12 Lamed . De Koningen der aerde en souden het niet gelooft hebben, noch alle de inwoonders der werelt, dat de tegenpartijder ende vyant, tot de poorten van Ierusalem soude in gaen.
13 Mem . ’t Is van wegen de sonden harer Propheten, [ende ] de misdaden harer Priesteren, die in het midden van haer, het bloet der rechtveerdigen vergoten hebben.
14 Nun . Sy swerfden [als ] blinde op de straten, sy waren met bloet besmett, soo dat men niet en konde zijn [of ] men raeckte hare kleederen aen.
15 Samech . Sy riepen tot hen, wijckt, [hier is ] een onreyne, wijckt, wijckt, en roert niet aen: Sekerlick sy zijn wech gevlogen, ja wech gesworven: sy seyden onder de Heydenen, Sy en sullender niet langer woonen.
16 Pe . Des HEEREN aengesichte heeftse verdeylt, hy en salse voortaen niet meer aensien: sy en hebben het aengesichte der Priesteren niet ge-eert, sy en hebben den ouden geen genade bewesen.
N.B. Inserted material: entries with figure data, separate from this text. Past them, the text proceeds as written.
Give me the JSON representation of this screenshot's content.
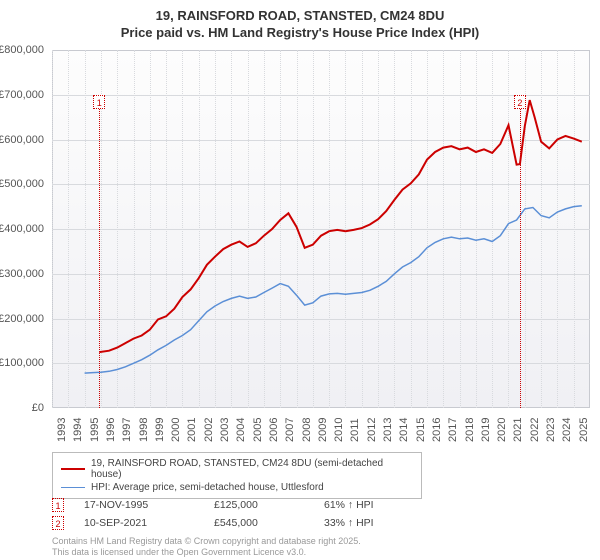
{
  "title": {
    "line1": "19, RAINSFORD ROAD, STANSTED, CM24 8DU",
    "line2": "Price paid vs. HM Land Registry's House Price Index (HPI)"
  },
  "chart": {
    "type": "line",
    "background_gradient_top": "#fdfdfd",
    "background_gradient_bottom": "#f0f0f4",
    "border_color": "#c8cad0",
    "grid_color": "#d8dade",
    "ylim": [
      0,
      800000
    ],
    "ytick_step": 100000,
    "yticks": [
      "£0",
      "£100,000",
      "£200,000",
      "£300,000",
      "£400,000",
      "£500,000",
      "£600,000",
      "£700,000",
      "£800,000"
    ],
    "xlim": [
      1993,
      2026
    ],
    "xticks": [
      "1993",
      "1994",
      "1995",
      "1996",
      "1997",
      "1998",
      "1999",
      "2000",
      "2001",
      "2002",
      "2003",
      "2004",
      "2005",
      "2006",
      "2007",
      "2008",
      "2009",
      "2010",
      "2011",
      "2012",
      "2013",
      "2014",
      "2015",
      "2016",
      "2017",
      "2018",
      "2019",
      "2020",
      "2021",
      "2022",
      "2023",
      "2024",
      "2025"
    ],
    "series": [
      {
        "id": "price_paid",
        "label": "19, RAINSFORD ROAD, STANSTED, CM24 8DU (semi-detached house)",
        "color": "#cc0000",
        "line_width": 2,
        "points": [
          [
            1995.9,
            125000
          ],
          [
            1996.5,
            128000
          ],
          [
            1997,
            135000
          ],
          [
            1997.5,
            145000
          ],
          [
            1998,
            155000
          ],
          [
            1998.5,
            162000
          ],
          [
            1999,
            175000
          ],
          [
            1999.5,
            198000
          ],
          [
            2000,
            205000
          ],
          [
            2000.5,
            222000
          ],
          [
            2001,
            248000
          ],
          [
            2001.5,
            265000
          ],
          [
            2002,
            290000
          ],
          [
            2002.5,
            320000
          ],
          [
            2003,
            338000
          ],
          [
            2003.5,
            355000
          ],
          [
            2004,
            365000
          ],
          [
            2004.5,
            372000
          ],
          [
            2005,
            360000
          ],
          [
            2005.5,
            368000
          ],
          [
            2006,
            385000
          ],
          [
            2006.5,
            400000
          ],
          [
            2007,
            420000
          ],
          [
            2007.5,
            435000
          ],
          [
            2008,
            405000
          ],
          [
            2008.5,
            358000
          ],
          [
            2009,
            365000
          ],
          [
            2009.5,
            385000
          ],
          [
            2010,
            395000
          ],
          [
            2010.5,
            398000
          ],
          [
            2011,
            395000
          ],
          [
            2011.5,
            398000
          ],
          [
            2012,
            402000
          ],
          [
            2012.5,
            410000
          ],
          [
            2013,
            422000
          ],
          [
            2013.5,
            440000
          ],
          [
            2014,
            465000
          ],
          [
            2014.5,
            488000
          ],
          [
            2015,
            502000
          ],
          [
            2015.5,
            522000
          ],
          [
            2016,
            555000
          ],
          [
            2016.5,
            572000
          ],
          [
            2017,
            582000
          ],
          [
            2017.5,
            585000
          ],
          [
            2018,
            578000
          ],
          [
            2018.5,
            582000
          ],
          [
            2019,
            572000
          ],
          [
            2019.5,
            578000
          ],
          [
            2020,
            570000
          ],
          [
            2020.5,
            590000
          ],
          [
            2021,
            632000
          ],
          [
            2021.5,
            544000
          ],
          [
            2021.7,
            545000
          ],
          [
            2022,
            630000
          ],
          [
            2022.3,
            688000
          ],
          [
            2022.6,
            650000
          ],
          [
            2023,
            595000
          ],
          [
            2023.5,
            580000
          ],
          [
            2024,
            600000
          ],
          [
            2024.5,
            608000
          ],
          [
            2025,
            602000
          ],
          [
            2025.5,
            595000
          ]
        ]
      },
      {
        "id": "hpi",
        "label": "HPI: Average price, semi-detached house, Uttlesford",
        "color": "#5b8fd6",
        "line_width": 1.5,
        "points": [
          [
            1995,
            78000
          ],
          [
            1995.5,
            79000
          ],
          [
            1996,
            80000
          ],
          [
            1996.5,
            82000
          ],
          [
            1997,
            86000
          ],
          [
            1997.5,
            92000
          ],
          [
            1998,
            100000
          ],
          [
            1998.5,
            108000
          ],
          [
            1999,
            118000
          ],
          [
            1999.5,
            130000
          ],
          [
            2000,
            140000
          ],
          [
            2000.5,
            152000
          ],
          [
            2001,
            162000
          ],
          [
            2001.5,
            175000
          ],
          [
            2002,
            195000
          ],
          [
            2002.5,
            215000
          ],
          [
            2003,
            228000
          ],
          [
            2003.5,
            238000
          ],
          [
            2004,
            245000
          ],
          [
            2004.5,
            250000
          ],
          [
            2005,
            245000
          ],
          [
            2005.5,
            248000
          ],
          [
            2006,
            258000
          ],
          [
            2006.5,
            268000
          ],
          [
            2007,
            278000
          ],
          [
            2007.5,
            272000
          ],
          [
            2008,
            252000
          ],
          [
            2008.5,
            230000
          ],
          [
            2009,
            235000
          ],
          [
            2009.5,
            250000
          ],
          [
            2010,
            255000
          ],
          [
            2010.5,
            256000
          ],
          [
            2011,
            254000
          ],
          [
            2011.5,
            256000
          ],
          [
            2012,
            258000
          ],
          [
            2012.5,
            263000
          ],
          [
            2013,
            272000
          ],
          [
            2013.5,
            283000
          ],
          [
            2014,
            300000
          ],
          [
            2014.5,
            315000
          ],
          [
            2015,
            325000
          ],
          [
            2015.5,
            338000
          ],
          [
            2016,
            358000
          ],
          [
            2016.5,
            370000
          ],
          [
            2017,
            378000
          ],
          [
            2017.5,
            382000
          ],
          [
            2018,
            378000
          ],
          [
            2018.5,
            380000
          ],
          [
            2019,
            375000
          ],
          [
            2019.5,
            378000
          ],
          [
            2020,
            372000
          ],
          [
            2020.5,
            385000
          ],
          [
            2021,
            412000
          ],
          [
            2021.5,
            420000
          ],
          [
            2022,
            445000
          ],
          [
            2022.5,
            448000
          ],
          [
            2023,
            430000
          ],
          [
            2023.5,
            425000
          ],
          [
            2024,
            438000
          ],
          [
            2024.5,
            445000
          ],
          [
            2025,
            450000
          ],
          [
            2025.5,
            452000
          ]
        ]
      }
    ],
    "markers": [
      {
        "id": "1",
        "x": 1995.9,
        "y_label_top": 700000
      },
      {
        "id": "2",
        "x": 2021.7,
        "y_label_top": 700000
      }
    ]
  },
  "legend": {
    "items": [
      {
        "series": "price_paid"
      },
      {
        "series": "hpi"
      }
    ]
  },
  "data_points": [
    {
      "marker": "1",
      "date": "17-NOV-1995",
      "price": "£125,000",
      "delta": "61% ↑ HPI"
    },
    {
      "marker": "2",
      "date": "10-SEP-2021",
      "price": "£545,000",
      "delta": "33% ↑ HPI"
    }
  ],
  "attribution": {
    "line1": "Contains HM Land Registry data © Crown copyright and database right 2025.",
    "line2": "This data is licensed under the Open Government Licence v3.0."
  }
}
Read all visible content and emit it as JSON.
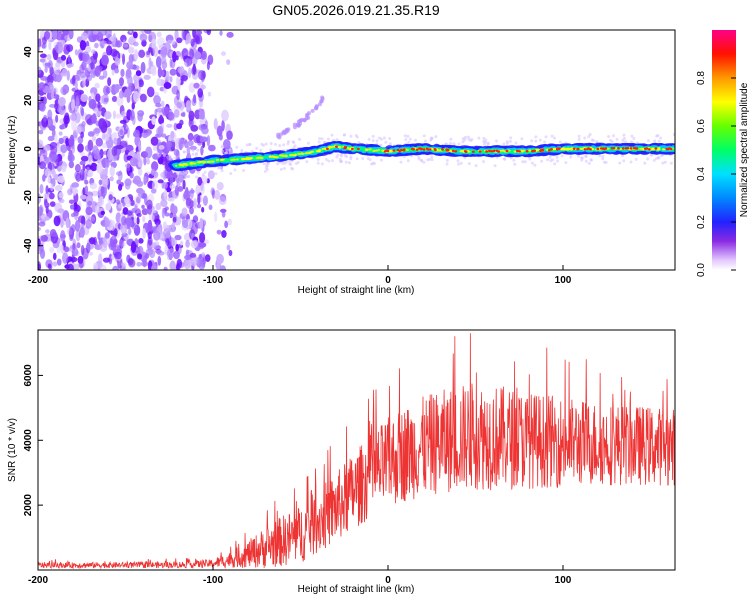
{
  "title": "GN05.2026.019.21.35.R19",
  "chart_data": [
    {
      "type": "heatmap",
      "xlabel": "Height of straight line (km)",
      "ylabel": "Frequency (Hz)",
      "xlim": [
        -200,
        164
      ],
      "ylim": [
        -50,
        49
      ],
      "xticks": [
        -200,
        -100,
        0,
        100
      ],
      "yticks": [
        -40,
        -20,
        0,
        20,
        40
      ],
      "colorbar": {
        "label": "Normalized spectral amplitude",
        "range": [
          0,
          1
        ],
        "ticks": [
          0.0,
          0.2,
          0.4,
          0.6,
          0.8
        ]
      },
      "signal_track": {
        "description_free_points_x": [
          -122,
          -110,
          -100,
          -80,
          -60,
          -40,
          -30,
          -20,
          0,
          20,
          40,
          60,
          80,
          100,
          120,
          140,
          164
        ],
        "frequency": [
          -7,
          -6,
          -5,
          -4,
          -3,
          -1,
          1,
          0,
          -1,
          0,
          -1,
          -1,
          -1,
          0,
          0,
          0,
          0
        ]
      },
      "secondary_track": {
        "x": [
          -65,
          -55,
          -45,
          -37
        ],
        "frequency": [
          4,
          8,
          14,
          21
        ]
      },
      "noise_region_x": [
        -200,
        -90
      ]
    },
    {
      "type": "line",
      "xlabel": "Height of straight line (km)",
      "ylabel": "SNR (10 * v/v)",
      "xlim": [
        -200,
        164
      ],
      "ylim": [
        0,
        7400
      ],
      "xticks": [
        -200,
        -100,
        0,
        100
      ],
      "yticks": [
        2000,
        4000,
        6000
      ],
      "color": "#ee3333",
      "envelope": {
        "x": [
          -200,
          -150,
          -120,
          -100,
          -90,
          -80,
          -70,
          -60,
          -50,
          -40,
          -30,
          -20,
          -10,
          0,
          10,
          20,
          30,
          40,
          50,
          60,
          80,
          100,
          120,
          140,
          164
        ],
        "mean": [
          150,
          150,
          160,
          200,
          320,
          480,
          700,
          900,
          1100,
          1500,
          1900,
          2400,
          2900,
          3300,
          3600,
          3800,
          3950,
          4050,
          4150,
          4100,
          4000,
          3950,
          3900,
          3850,
          3800
        ],
        "spread": [
          90,
          90,
          100,
          130,
          250,
          420,
          650,
          800,
          900,
          1000,
          1100,
          1200,
          1300,
          1400,
          1500,
          1550,
          1600,
          1650,
          1700,
          1650,
          1500,
          1400,
          1300,
          1250,
          1200
        ]
      },
      "peak": {
        "x": 47,
        "y": 7300
      }
    }
  ]
}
17 Ain . Noch besweecken ons onse oogen, [siende ] na onse ydele hulpe: wy gaepten met ons gapen op een volck, [dat ] niet en konde verlossen.
18 Tsade . Sy hebben onse gangen na gespeurt, dat wy op onse straten niet gaen en konden: Ons eynde is genadert, onse dagen zijn vervult, ja ons eynde is gekomen.
19 Koph . Onse vervolgers zijn sneller geweest, dan de arenden des hemels: sy hebben ons op de bergen hittighlick vervolght, in de woestijne hebben sy ons lagen geleyt.
20 Resch . Den adem onser neusen, de Gesalfde des HEEREN, is gevangen in hare groeven: [van ] welcken wy seyden, Wy sullen onder sijne schaduwe leven onder de Heydenen.
21 Schin . Weest vrolick, ende verblijdt u, ghy dochter Edoms, die in het lant Uz woont: [doch ] de beker sal oock tot u komen, ghy sult droncken worden, ende ontbloot worden.
22 Thau . Uwe ongerechtigheyt heeft een eynde, O ghy dochter Zions: hy en sal u niet meer gevangelick doen wech voeren: [maer ] uwe ongerechtigheyt, O ghy dochter Edoms, sal hy besoecken, hy sal uwe sonden ontdecken.